Die Produktionsleiterin, Michaela Stark

In der Vorbereitungsphase einer Neuproduktion ist es die Produktionsleiterin, die mit dem Regisseur in Verbindung steht und als Datenflussträ­ger zwischen ihm und der Staatsoper fungiert. Je besser, konkreter, frühzeitiger und flexibler dabei der Austausch ist, umso besser wird es möglich sein, die Insel Neuproduktion im Repertoirefluss Realität werden zu lassen. Um letztlich einen reibungslosen Ablauf der Proben zu gewährleisten, ist es wichtig, zu wissen, wer welche Information braucht und wie die Fäden ineinander gesponnen werden können. Die Kenntnis der Probenzeitsysteme, Kollektivverträge und Betriebsvereinbarungen, ein Grundwissen über den Chorturnus und die Organisation der Statisterie oder, wo und wie man eventuell einen Auftritt im Zuschauerraum realisieren könnte, sind Erfahrungswerte, die sich über die Jahre angesammelt haben. „ … und es hilft auch zu wissen, wo eine Probebühne ist, oder wie man auf die Unterbühne kommt, wenn man einem Regisseur das zeigen soll …“

Wenn Direktor Meyer seinen Wunschregisseur für eine Neuproduktion genannt hat, gilt es zunächst, ihn und sein Team zu engagieren und einen Termin-Fahrplan für Planabgaben und Produktionstreffen in Absprache mit der Technischen- und Kostümdirektion aufzustellen. Danach den Produktionsprobenplan mit dem Regisseur abzusprechen. Die Verträge verhandelt Michaela Stark meist mit den Agenturen, selten mit den Leading-Team-Mitgliedern direkt. Das kann sehr schnell gehen, oder auch in einigen Metern an Mailverkehr enden. Die szenisch/künstlerischen Fragen bespricht sie direkt mit den Regisseuren. Zunächst geht es um den Probenplan. Grundsätzlich enthält ein Produktions-Probenplan im Repertoire der Wiener Staatsoper dieselben Bestandteile, wie auch im Stagione-Betrieb.
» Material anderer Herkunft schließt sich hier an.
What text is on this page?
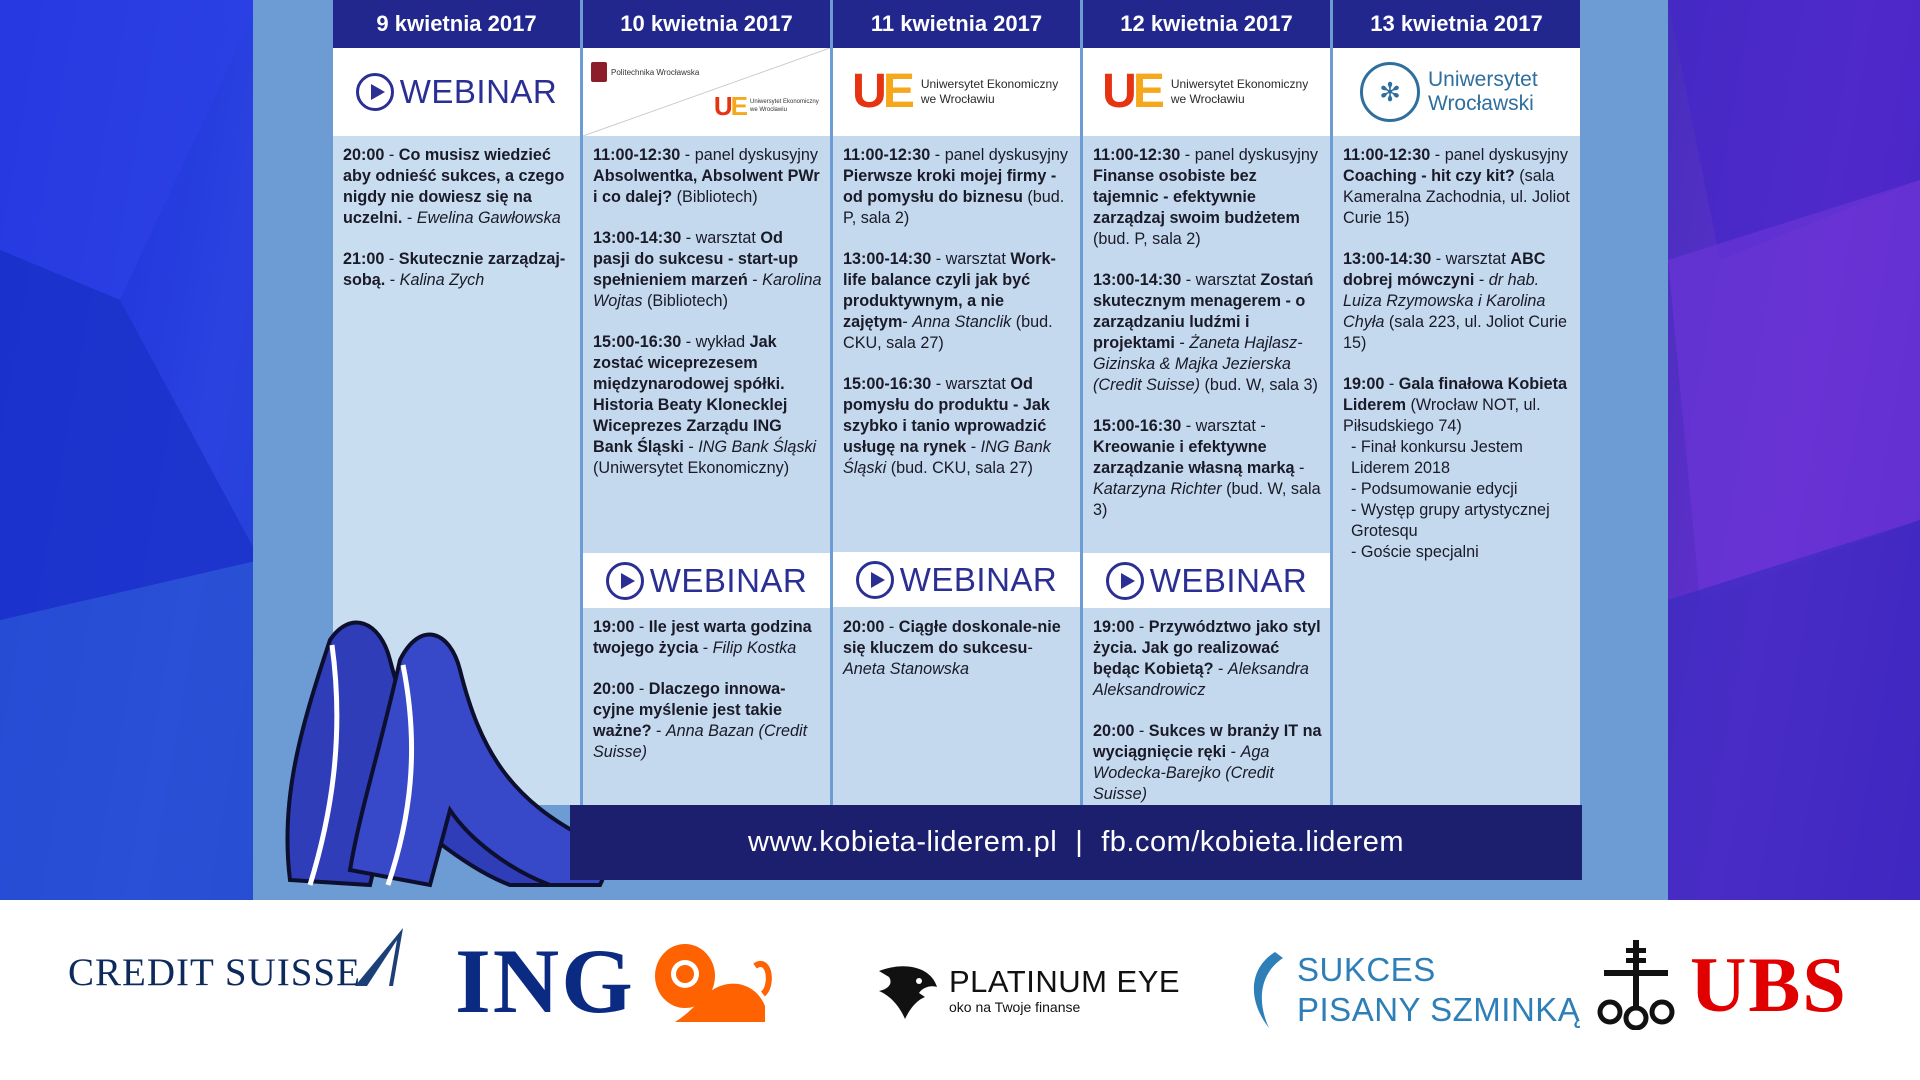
9 kwietnia 2017
WEBINAR
20:00 - Co musisz wiedzieć aby odnieść sukces, a czego nigdy nie dowiesz się na uczelni. - Ewelina Gawłowska
21:00 - Skutecznie zarządzaj- sobą. - Kalina Zych
10 kwietnia 2017
Politechnika Wrocławska
UE Uniwersytet Ekonomiczny we Wrocławiu
11:00-12:30 - panel dyskusyjny Absolwentka, Absolwent PWr i co dalej? (Bibliotech)
13:00-14:30 - warsztat Od pasji do sukcesu - start-up spełnieniem marzeń - Karolina Wojtas (Bibliotech)
15:00-16:30 - wykład Jak zostać wiceprezesem międzynarodowej spółki. Historia Beaty Klonecklej Wiceprezes Zarządu ING Bank Śląski - ING Bank Śląski (Uniwersytet Ekonomiczny)
WEBINAR
19:00 - Ile jest warta godzina twojego życia - Filip Kostka
20:00 - Dlaczego innowa-cyjne myślenie jest takie ważne? - Anna Bazan (Credit Suisse)
11 kwietnia 2017
UE Uniwersytet Ekonomiczny we Wrocławiu
11:00-12:30 - panel dyskusyjny Pierwsze kroki mojej firmy - od pomysłu do biznesu (bud. P, sala 2)
13:00-14:30 - warsztat Work-life balance czyli jak być produktywnym, a nie zajętym- Anna Stanclik (bud. CKU, sala 27)
15:00-16:30 - warsztat Od pomysłu do produktu - Jak szybko i tanio wprowadzić usługę na rynek - ING Bank Śląski (bud. CKU, sala 27)
WEBINAR
20:00 - Ciągłe doskonale-nie się kluczem do sukcesu- Aneta Stanowska
12 kwietnia 2017
UE Uniwersytet Ekonomiczny we Wrocławiu
11:00-12:30 - panel dyskusyjny Finanse osobiste bez tajemnic - efektywnie zarządzaj swoim budżetem (bud. P, sala 2)
13:00-14:30 - warsztat Zostań skutecznym menagerem - o zarządzaniu ludźmi i projektami - Żaneta Hajlasz-Gizinska & Majka Jezierska (Credit Suisse) (bud. W, sala 3)
15:00-16:30 - warsztat - Kreowanie i efektywne zarządzanie własną marką - Katarzyna Richter (bud. W, sala 3)
WEBINAR
19:00 - Przywództwo jako styl życia. Jak go realizować będąc Kobietą? - Aleksandra Aleksandrowicz
20:00 - Sukces w branży IT na wyciągnięcie ręki - Aga Wodecka-Barejko (Credit Suisse)
13 kwietnia 2017
✻	Uniwersytet Wrocławski
11:00-12:30 - panel dyskusyjny Coaching - hit czy kit? (sala Kameralna Zachodnia, ul. Joliot Curie 15)
13:00-14:30 - warsztat ABC dobrej mówczyni - dr hab. Luiza Rzymowska i Karolina Chyła (sala 223, ul. Joliot Curie 15)
19:00 - Gala finałowa Kobieta Liderem (Wrocław NOT, ul. Piłsudskiego 74)
- Finał konkursu Jestem Liderem 2018
- Podsumowanie edycji
- Występ grupy artystycznej Grotesqu
- Goście specjalni
www.kobieta-liderem.pl | fb.com/kobieta.liderem
CREDIT SUISSE ING	PLATINUM EYE
oko na Twoje finanse
SUKCES
PISANY SZMINKĄ UBS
Durch die Vorgaben des Repertoires wird es im Zeitablauf allerdings immer schwieriger, den Plan nachträglich zu verändern. Die Zusammenarbeit mit vielen Regisseuren in den letzten Jahren hat gezeigt: keiner von ihnen organisiert sich ganz gleich. Es gibt Regisseure, die ausschließlich chronologisch an ein Stück heran gehen und solche die sehr konzeptbezogen arbeiten. Manche arbeiten ausschließlich mit der Stammbesetzung, andere arbeiten auch mit der Coverbesetzung. Einige wenige brauchen weniger Zeit auf der Bühne, dafür mehr auf der Probebühne. Natürlich ist es wesentlich einfacher, wenn man Präferenzen schon kennt und versuchen kann, diese gleich beim Entstehen der Pläne zu berücksichtigen.

Der „Rohbau“ des Planes zeigt: wie viele Proben finden wann und wo statt, geteilt in musikalische, szenische und technische Proben auf Probebühne und Bühne. In diesen ziehen dann die Menschen ein. Zunächst die Gastsolisten, deren Verfügbarkeiten vorgegeben sind, dann die Gruppen wie Chor und Bühnenmusik. Diese werden in Absprache mit dem Chordirektor und dem musikalischen Studienleiter eingeteilt. Dann die Statisten, die vom Regieteam in einem casting ausgesucht werden. Bei Tanzeinlagen gilt es zunächst, die Verfügbarkeit der Tänzer mit den Kollegen aus der Volksoper abzusprechen, da für beide Häuser eine gewisse Anzahl zur Verfügung steht.

Wenn die Proben einmal begonnen haben, steht die Produktionsleiterin vor allem in Kontakt mit den Regieassistenten und den Gruppenverantwortlichen, um eventuell auftauchende Probleme gar nicht erst aufkommen zu lassen. Oft auch – wenn die Umstände danach stehen – liegen die Lösungen außerhalb der Richtlinien und bedürfen der Absprache mit den Betriebsräten. Und es kann auch einmal sein, dass sie bei einer Orchestersitzprobe vor das bereits vollzählig versammelte Orchester und die Solisten treten muss, um das Nichterscheinen des Dirigenten anzukündigen.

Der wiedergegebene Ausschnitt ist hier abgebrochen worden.